A Veneer of Imago Dei: Sermon Response To Racial Reconciliation
Written by Chrissy Hamilton. Republished June 2020.
It seems to me that whenever we encounter people, we place a veneer over them of our own assumptions, a veneer of expectation we have of them that is built by our own experiences. They don't have control of it at all; it's what we bring to the meeting and put on them. It gives us a kind of framework from which to begin to engage with them. It's perfectly natural, and often misleading.
I was raised in a military family, in a lot of different places around a lot of different people. The military tended toward a level playing field, in race and class and religion. And it fostered exposure to all kinds of people, foreign and domestic. A base was a bubble of that wherever it was, from Colorado Springs, Colorado, to Montgomery, Alabama. When Pastor Jim described his experience in sports growing up, where he didn't experience race and class lines, I understood that. At the USAFA in the mid-1970's, my mother, a Southern Baptist from south Georgia, had a group of bridge-playing friends that included an African American woman, a Jewish woman from up North and a Catholic. There was a world, in my experience, where racial differences meant…just different, plain and simple. And maybe neighbors with weird food to try.
In light of that, when I was in college, I remember one experience that bewildered me. I was a resident assistant in an upperclassman dorm at the University of Alabama. Of course, there was one suite of women at the end of my hall that always played loud music. I'd get a complaint, and I would go ask them to turn the volume down. I remember intentionally stopping to say hello sometimes, randomly, so that they didn't feel like I was always harping on them about the music. That was awkward, but such is life as an RA.
At the end of the year, when my boss went over my residents' reviews of me, that suite of women, all African-American, had reported that I was racist toward them. I was stunned. I couldn't believe it. I did not know what I had done to make them feel that way.
Suddenly, I felt like I didn't know how to act around African-Americans, something that I had never really thought about before. My first roommate at school there had been African-American, and we were good friends. I felt like a veneer had been laid on me that I had no control over. My actions had been interpreted through someone else's expectation of me, based on what? I didn't and still don't know. But I do know that it made me very aware of any veneer of expectation I might lay on people.

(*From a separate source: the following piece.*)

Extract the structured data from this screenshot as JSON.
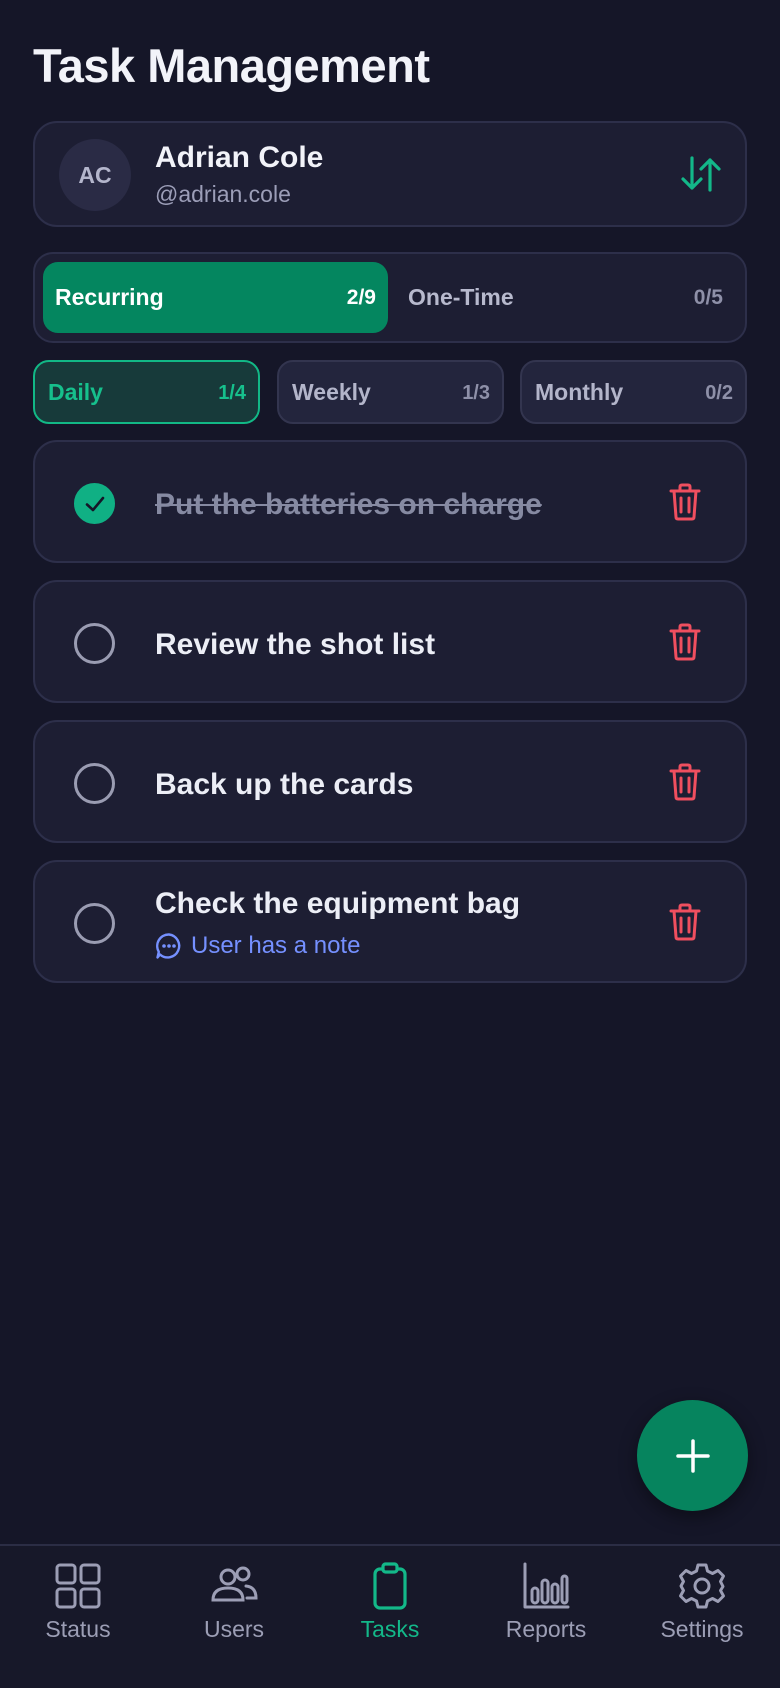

When Pastor Jim pointed out (Genesis 1:27) that every last man and woman on earth is first and foremost created imago Dei, in God's image, it hit me that that is the only veneer Christ would expect from His people to lay on anyone we meet. If we do that, we are best equipped to erase any assumptions and expectations we might have that were built in sin or fear.
We can't always control the imperfections we bring along to any interaction with others. But we can choose to lay God's sight over our own. We can ask Christ to help us see others through His eyes first, in wisdom and truth, before we act. And we can choose to then walk in the confidence of knowing where we came from and where we are going (John 8:14), in the hands of a loving Father who is utterly in control no matter what. If we align our expectations there first, well, how can it go wrong?